Rilke also elaborates on the limitations of a gendered world-view introduced in his third letter. He writes that:

"Perhaps the sexes are more closely related than one would think. Perhaps the great renewal of the world will consist of this, that man and woman, freed of all confused feelings and desires, shall no longer seek each other as opposites, but simply as members of a family and neighbors, and will unite as human beings, in order to simply, earnestly, patiently, and jointly bear the heavy responsibility of sexuality that has been entrusted to them."

The fourth letter concludes with an affirmation of Mr. Kappus's choice of career in the military, telling him to "Wait patiently to see if your inner life feels restricted by the conditions of this career."

===The fifth letter===
Written in Rome, Italy on 29 October 1903 – Rilke opens the letter with complaints about Rome, at first claiming it "exudes a death-like, dreary atmosphere, typical of museums." He finds that the abundance of historical objects preserved throughout the city is stifling to daily life, that they assert a connection to Roman history purely coincidental, for it is "of another era and another kind of life, which is not ours and should not be considered as our own." He describes the tourist attractions as "over-rated."

But then Rilke describes his process of realizing Rome's beauty, telling the young poet that "there is much beauty here because there is much beauty everywhere." Rilke comes to see beauty in the ancient aqueducts, the city gardens, and the Renaissance sculptures and architecture.

===The sixth letter===
Written in Rome, Italy on 23 December 1903 – Rilke reminds the young poet of the benefits of solitude, telling him:

"To be lonely as one was lonely as a child, while adults were moving about, entangled with things that seemed big and important, because the grownups looked so busy and because one could not understand any of their doings — that must be the goal. And when you realize one day that their activities are superficial, that their careers are paralyzed and no longer linked with life, then why not look at the world as a child would see it — out of the depths of your own world, out of the breadth of your own aloneness, which is itself work and rank and career?"

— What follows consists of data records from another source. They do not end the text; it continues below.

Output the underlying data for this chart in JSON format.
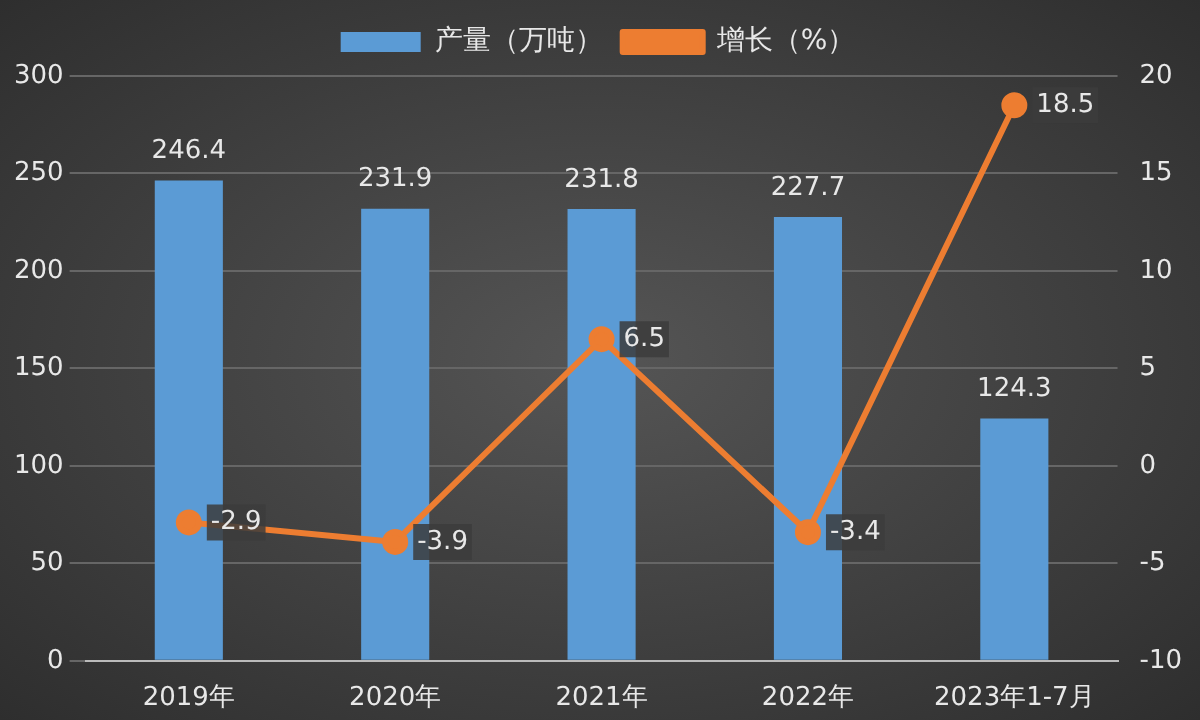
{
  "chart_data": {
    "type": "bar",
    "categories": [
      "2019年",
      "2020年",
      "2021年",
      "2022年",
      "2023年1-7月"
    ],
    "series": [
      {
        "name": "产量（万吨）",
        "color": "#5b9bd5",
        "values": [
          246.4,
          231.9,
          231.8,
          227.7,
          124.3
        ]
      },
      {
        "name": "增长（%）",
        "type": "line",
        "axis": "y2",
        "color": "#ed7d31",
        "values": [
          -2.9,
          -3.9,
          6.5,
          -3.4,
          18.5
        ]
      }
    ],
    "ylim": [
      0,
      300
    ],
    "yticks": [
      0,
      50,
      100,
      150,
      200,
      250,
      300
    ],
    "y2lim": [
      -10,
      20
    ],
    "y2ticks": [
      -10,
      -5,
      0,
      5,
      10,
      15,
      20
    ],
    "grid": "y",
    "legend": "top",
    "marker": "circle",
    "data_labels": true
  }
}
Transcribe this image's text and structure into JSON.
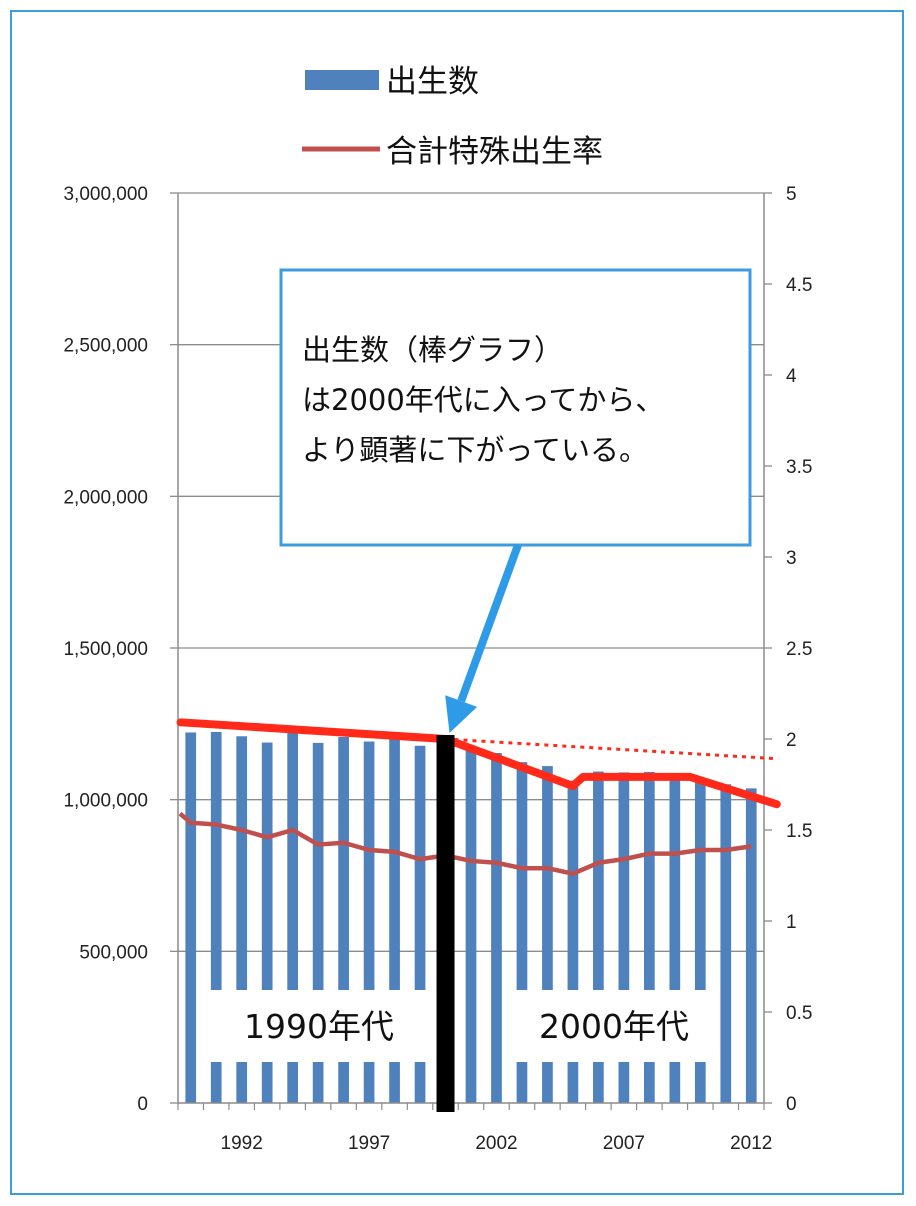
{
  "chart_data": {
    "type": "bar",
    "x": [
      1990,
      1991,
      1992,
      1993,
      1994,
      1995,
      1996,
      1997,
      1998,
      1999,
      2000,
      2001,
      2002,
      2003,
      2004,
      2005,
      2006,
      2007,
      2008,
      2009,
      2010,
      2011,
      2012
    ],
    "series": [
      {
        "name": "出生数",
        "type": "bar",
        "axis": "left",
        "color": "#4f81bd",
        "values": [
          1221585,
          1223245,
          1208989,
          1188282,
          1238328,
          1187064,
          1206555,
          1191665,
          1203147,
          1177669,
          1190547,
          1170662,
          1153855,
          1123610,
          1110721,
          1062530,
          1092674,
          1089818,
          1091156,
          1070035,
          1071304,
          1050806,
          1037231
        ]
      },
      {
        "name": "合計特殊出生率",
        "type": "line",
        "axis": "right",
        "color": "#c0504d",
        "values": [
          1.54,
          1.53,
          1.5,
          1.46,
          1.5,
          1.42,
          1.43,
          1.39,
          1.38,
          1.34,
          1.36,
          1.33,
          1.32,
          1.29,
          1.29,
          1.26,
          1.32,
          1.34,
          1.37,
          1.37,
          1.39,
          1.39,
          1.41
        ]
      }
    ],
    "x_tick_labels": [
      "1992",
      "1997",
      "2002",
      "2007",
      "2012"
    ],
    "x_tick_years": [
      1992,
      1997,
      2002,
      2007,
      2012
    ],
    "y_left": {
      "min": 0,
      "max": 3000000,
      "step": 500000,
      "tick_labels": [
        "0",
        "500,000",
        "1,000,000",
        "1,500,000",
        "2,000,000",
        "2,500,000",
        "3,000,000"
      ]
    },
    "y_right": {
      "min": 0,
      "max": 5,
      "step": 0.5,
      "tick_labels": [
        "0",
        "0.5",
        "1",
        "1.5",
        "2",
        "2.5",
        "3",
        "3.5",
        "4",
        "4.5",
        "5"
      ]
    },
    "grid": true,
    "legend": {
      "position": "top"
    },
    "annotations": {
      "trend_line": {
        "color": "#ff2a1a",
        "points": [
          [
            1989.6,
            1255000
          ],
          [
            2000,
            1200000
          ],
          [
            2005,
            1045000
          ],
          [
            2005.4,
            1075000
          ],
          [
            2009.6,
            1075000
          ],
          [
            2013,
            985000
          ]
        ]
      },
      "dotted_extension": {
        "color": "#ff2a1a",
        "from": [
          2000,
          1200000
        ],
        "to": [
          2013,
          1135000
        ]
      },
      "divider": {
        "year": 2000,
        "color": "#000000"
      },
      "label_1990s": "1990年代",
      "label_2000s": "2000年代",
      "callout": {
        "lines": [
          "出生数（棒グラフ）",
          "は2000年代に入ってから、",
          "より顕著に下がっている。"
        ],
        "border_color": "#3d9be0",
        "arrow_color": "#2e9be8"
      }
    }
  }
}
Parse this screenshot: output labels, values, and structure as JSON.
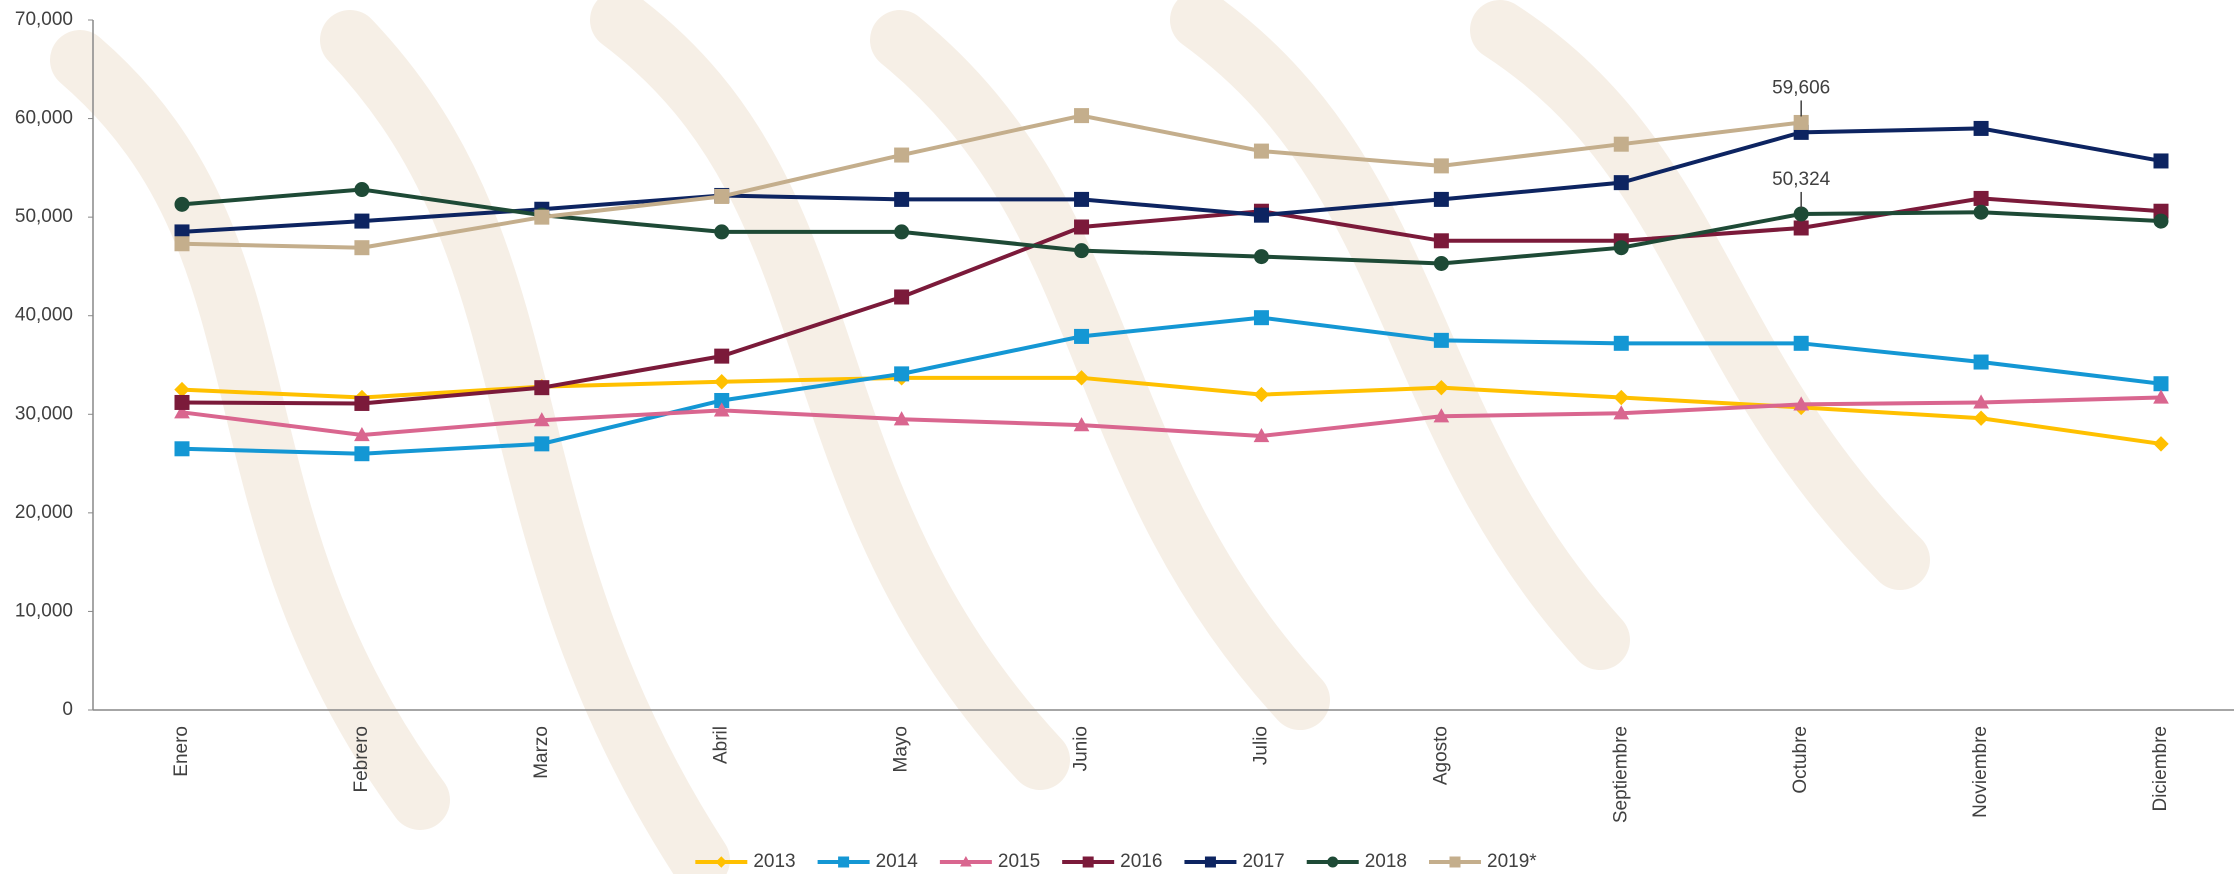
{
  "chart_data": {
    "type": "line",
    "categories": [
      "Enero",
      "Febrero",
      "Marzo",
      "Abril",
      "Mayo",
      "Junio",
      "Julio",
      "Agosto",
      "Septiembre",
      "Octubre",
      "Noviembre",
      "Diciembre"
    ],
    "ylim": [
      0,
      70000
    ],
    "yticks": [
      0,
      {
        "value": 10000,
        "label": "10,000"
      },
      {
        "value": 20000,
        "label": "20,000"
      },
      {
        "value": 30000,
        "label": "30,000"
      },
      {
        "value": 40000,
        "label": "40,000"
      },
      {
        "value": 50000,
        "label": "50,000"
      },
      {
        "value": 60000,
        "label": "60,000"
      },
      {
        "value": 70000,
        "label": "70,000"
      }
    ],
    "legend": "bottom",
    "series": [
      {
        "name": "2013",
        "color": "#FFC000",
        "marker": "diamond",
        "values": [
          32500,
          31700,
          32800,
          33300,
          33700,
          33700,
          32000,
          32700,
          31700,
          30700,
          29600,
          27000
        ]
      },
      {
        "name": "2014",
        "color": "#1497D4",
        "marker": "square",
        "values": [
          26500,
          26000,
          27000,
          31400,
          34100,
          37900,
          39800,
          37500,
          37200,
          37200,
          35300,
          33100
        ]
      },
      {
        "name": "2015",
        "color": "#D9668F",
        "marker": "triangle",
        "values": [
          30200,
          27900,
          29400,
          30400,
          29500,
          28900,
          27800,
          29800,
          30100,
          31000,
          31200,
          31700
        ]
      },
      {
        "name": "2016",
        "color": "#7B1A3A",
        "marker": "square",
        "values": [
          31200,
          31100,
          32700,
          35900,
          41900,
          49000,
          50600,
          47600,
          47600,
          48900,
          51900,
          50600
        ]
      },
      {
        "name": "2017",
        "color": "#0D2461",
        "marker": "square",
        "values": [
          48500,
          49600,
          50800,
          52200,
          51800,
          51800,
          50200,
          51800,
          53500,
          58600,
          59000,
          55700
        ]
      },
      {
        "name": "2018",
        "color": "#1E4A36",
        "marker": "circle",
        "values": [
          51300,
          52800,
          50200,
          48500,
          48500,
          46600,
          46000,
          45300,
          46900,
          50324,
          50500,
          49600
        ],
        "value_labels": [
          null,
          null,
          null,
          null,
          null,
          null,
          null,
          null,
          null,
          "50,324",
          null,
          null
        ]
      },
      {
        "name": "2019*",
        "color": "#C4AE8C",
        "marker": "square",
        "values": [
          47300,
          46900,
          50000,
          52100,
          56300,
          60300,
          56700,
          55200,
          57400,
          59606,
          null,
          null
        ],
        "value_labels": [
          null,
          null,
          null,
          null,
          null,
          null,
          null,
          null,
          null,
          "59,606",
          null,
          null
        ]
      }
    ]
  }
}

Rilke goes on to warn the reader of the pitfalls of social or career ambitions. He is writing in the days leading up to Christmas, and focuses the end of his letter on the process of finding God.

===The seventh letter===
Written in Rome, Italy on 14 May 1904 – Rilke focuses this letter on love and relationships, specifically on the necessity of aloneness. He writes:

"It is true that many young people who do not love rightly, who simply surrender themselves and leave no room for aloneness, experience the depressing feeling of failure."

===The eighth letter===
Written in Flädie, Sweden on 12 August 1904 – Rilke writes about grief and sadness, telling the young poet to let such "moments of tension" pass like all other moments are destined to.

===The ninth letter===
Written in Jonsered, Sweden on 4 November 1904 – Feelings and discipline are discussed in brief, though the ninth and tenth letters are Rilke's shortest, with minimal elaboration such themes.

===The tenth letter===
Written in Paris, France on 26 December 1908 – Short in length, Rilke's tenth and final published letter concludes with a short discussion of art as a way of life. He expresses skepticism of "half-artistic" careers, and he encourages the young poet to remain strong in his resolve.